JMU Fulbright-Hays: Virginia Teachers in KENYA Seminar 2006
Virginia Teachers and their hosts in Kakamega District, Kenya
To view curricula developed by our participating teachers...
In 2006, the Office of International Programs (oIP) received a Group Projects Abroad award from Fulbright-Hays/Department of Education for an exciting project to take local K-12 teachers to Kenya for a 5-week Travel Seminar. The project was co-sponsored by the oIP and received support from the IBAVI, the International Beliefs and Values Institute.
The objectives of this program were to facilitate an understanding and appreciation among participants of Kenya’s varied cultures, the relationships between people and their environments, and the history and current challenges of the education system. Selection of participating teachers was competitive and participants were obligated to develop curricula based on their experiences. (CLICK HERE to view K-12 curricula)
The traveling group included fifteen teachers from Harrisonburg, Staunton, Rockingham and Augusta school districts, three JMU students. The group was led by PI and Project Director Jennifer Coffman, Curriculum Specialist Teresa Harris, and Project Manager Lorie Merrow. Two Kenyans traveled with the group, providing an introduction to Swahili, answering all manner of questions, and aiding or advising in many situations.
The Seminar was composed of three short stays in Nairobi, beginning, middle and end, and two extended visits to rural areas. In addition to visiting various venues of cultural interest along the way to enhance understanding of Kenya, including National parks, museums, churches and NGOs, the group spent a good deal of time in public schools, which was the focus of the Seminar. Overall, the group observed and guest-taught in five schools.

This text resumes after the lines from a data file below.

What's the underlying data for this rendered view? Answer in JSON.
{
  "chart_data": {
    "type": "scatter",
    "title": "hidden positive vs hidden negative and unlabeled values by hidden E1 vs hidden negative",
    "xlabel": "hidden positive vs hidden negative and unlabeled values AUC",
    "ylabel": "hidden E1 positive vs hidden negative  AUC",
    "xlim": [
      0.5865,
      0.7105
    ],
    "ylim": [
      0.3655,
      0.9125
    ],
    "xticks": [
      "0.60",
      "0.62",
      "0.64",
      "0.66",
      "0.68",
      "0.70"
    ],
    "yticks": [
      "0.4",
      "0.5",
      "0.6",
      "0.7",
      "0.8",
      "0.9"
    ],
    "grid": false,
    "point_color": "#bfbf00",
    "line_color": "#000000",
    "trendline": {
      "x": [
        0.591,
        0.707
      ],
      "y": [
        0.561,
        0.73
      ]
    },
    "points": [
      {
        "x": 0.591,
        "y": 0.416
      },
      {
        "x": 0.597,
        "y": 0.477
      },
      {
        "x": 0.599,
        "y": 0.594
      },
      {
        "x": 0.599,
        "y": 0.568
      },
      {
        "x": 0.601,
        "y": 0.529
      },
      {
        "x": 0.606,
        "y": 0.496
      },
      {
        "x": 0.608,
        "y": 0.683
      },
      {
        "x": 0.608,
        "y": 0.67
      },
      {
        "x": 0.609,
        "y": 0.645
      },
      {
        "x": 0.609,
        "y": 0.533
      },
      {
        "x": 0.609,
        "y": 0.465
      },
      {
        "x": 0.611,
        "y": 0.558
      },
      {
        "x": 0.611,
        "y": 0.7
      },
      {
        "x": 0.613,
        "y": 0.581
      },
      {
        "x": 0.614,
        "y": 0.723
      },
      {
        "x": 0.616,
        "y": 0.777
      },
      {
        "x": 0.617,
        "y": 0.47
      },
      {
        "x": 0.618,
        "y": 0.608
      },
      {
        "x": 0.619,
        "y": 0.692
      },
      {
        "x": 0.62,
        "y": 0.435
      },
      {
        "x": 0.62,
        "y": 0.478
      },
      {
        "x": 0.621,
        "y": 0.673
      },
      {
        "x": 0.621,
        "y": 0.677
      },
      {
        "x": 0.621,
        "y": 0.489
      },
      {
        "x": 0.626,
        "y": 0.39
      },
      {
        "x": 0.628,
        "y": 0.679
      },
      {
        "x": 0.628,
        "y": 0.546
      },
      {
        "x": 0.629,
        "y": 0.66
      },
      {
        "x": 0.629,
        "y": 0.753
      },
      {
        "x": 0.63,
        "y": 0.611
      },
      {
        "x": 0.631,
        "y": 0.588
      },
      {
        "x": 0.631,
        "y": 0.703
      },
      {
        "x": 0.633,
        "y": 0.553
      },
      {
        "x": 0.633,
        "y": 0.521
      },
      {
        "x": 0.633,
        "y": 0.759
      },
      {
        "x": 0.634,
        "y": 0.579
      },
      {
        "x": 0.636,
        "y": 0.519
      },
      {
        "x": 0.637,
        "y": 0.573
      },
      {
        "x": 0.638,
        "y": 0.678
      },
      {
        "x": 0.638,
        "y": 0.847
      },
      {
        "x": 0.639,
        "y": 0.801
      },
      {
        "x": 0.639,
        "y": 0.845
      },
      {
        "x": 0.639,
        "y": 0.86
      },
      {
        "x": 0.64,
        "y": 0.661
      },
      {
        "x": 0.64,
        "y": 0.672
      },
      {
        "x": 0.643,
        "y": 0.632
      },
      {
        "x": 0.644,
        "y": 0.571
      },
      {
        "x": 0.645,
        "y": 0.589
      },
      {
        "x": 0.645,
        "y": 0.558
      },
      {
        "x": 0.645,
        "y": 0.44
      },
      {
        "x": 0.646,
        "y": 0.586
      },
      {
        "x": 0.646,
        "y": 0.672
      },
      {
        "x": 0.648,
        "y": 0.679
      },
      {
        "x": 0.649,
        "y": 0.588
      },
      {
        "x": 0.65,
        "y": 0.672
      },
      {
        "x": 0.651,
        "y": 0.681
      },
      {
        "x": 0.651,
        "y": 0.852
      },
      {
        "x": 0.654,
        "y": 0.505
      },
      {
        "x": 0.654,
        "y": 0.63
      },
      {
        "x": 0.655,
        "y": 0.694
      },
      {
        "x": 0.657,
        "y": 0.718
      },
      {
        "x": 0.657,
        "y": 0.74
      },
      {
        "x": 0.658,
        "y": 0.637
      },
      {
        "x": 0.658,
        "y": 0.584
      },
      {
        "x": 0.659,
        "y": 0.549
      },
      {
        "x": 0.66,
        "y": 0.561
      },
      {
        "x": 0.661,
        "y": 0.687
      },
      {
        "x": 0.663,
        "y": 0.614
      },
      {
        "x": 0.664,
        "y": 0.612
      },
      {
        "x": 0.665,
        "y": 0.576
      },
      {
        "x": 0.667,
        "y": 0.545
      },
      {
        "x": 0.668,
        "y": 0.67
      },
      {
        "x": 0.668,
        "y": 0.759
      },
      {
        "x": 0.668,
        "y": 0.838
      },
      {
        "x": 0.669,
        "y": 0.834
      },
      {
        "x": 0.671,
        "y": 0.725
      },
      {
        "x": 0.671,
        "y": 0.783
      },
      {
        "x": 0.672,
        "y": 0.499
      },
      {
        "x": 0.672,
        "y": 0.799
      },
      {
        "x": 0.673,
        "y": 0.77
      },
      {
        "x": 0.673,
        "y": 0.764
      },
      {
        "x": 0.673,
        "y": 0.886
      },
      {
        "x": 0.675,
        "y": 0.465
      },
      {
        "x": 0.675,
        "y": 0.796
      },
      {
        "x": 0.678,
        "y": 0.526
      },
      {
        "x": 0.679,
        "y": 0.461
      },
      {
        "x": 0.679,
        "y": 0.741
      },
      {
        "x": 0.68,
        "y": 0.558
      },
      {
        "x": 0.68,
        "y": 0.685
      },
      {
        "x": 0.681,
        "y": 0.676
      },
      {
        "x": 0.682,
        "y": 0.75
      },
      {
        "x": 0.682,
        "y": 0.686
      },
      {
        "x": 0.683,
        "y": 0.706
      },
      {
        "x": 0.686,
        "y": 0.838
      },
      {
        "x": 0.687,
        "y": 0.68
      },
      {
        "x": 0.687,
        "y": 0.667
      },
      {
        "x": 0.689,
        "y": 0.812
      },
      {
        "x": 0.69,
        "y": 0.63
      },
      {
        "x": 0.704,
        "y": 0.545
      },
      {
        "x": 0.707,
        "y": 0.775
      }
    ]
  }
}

As part of the Seminar participants collected donations ahead of time and were able to give almost $5000 worth of desks, books, and basic supplies to the schools that welcomed them. The presentations of these items included beautiful song and dance performances by student groups that demonstrated a strong sense of gratitude.
As participants wended their way through schools, parks, hospitals, over pot-holed or bumpy dirt roads, into dusty town markets, homes, as they struggled with Swahili, Kenyans consistently demonstrated their remarkable capacity for kindness, grace and openness, always taking time for a chat, an explanation, or a joke. Gains for the participants, for Kenya and for our local community are immeasurable. Each teacher is developing curricula brought back cultural artifacts and books from Kenya, all of which will be shared with other faculty.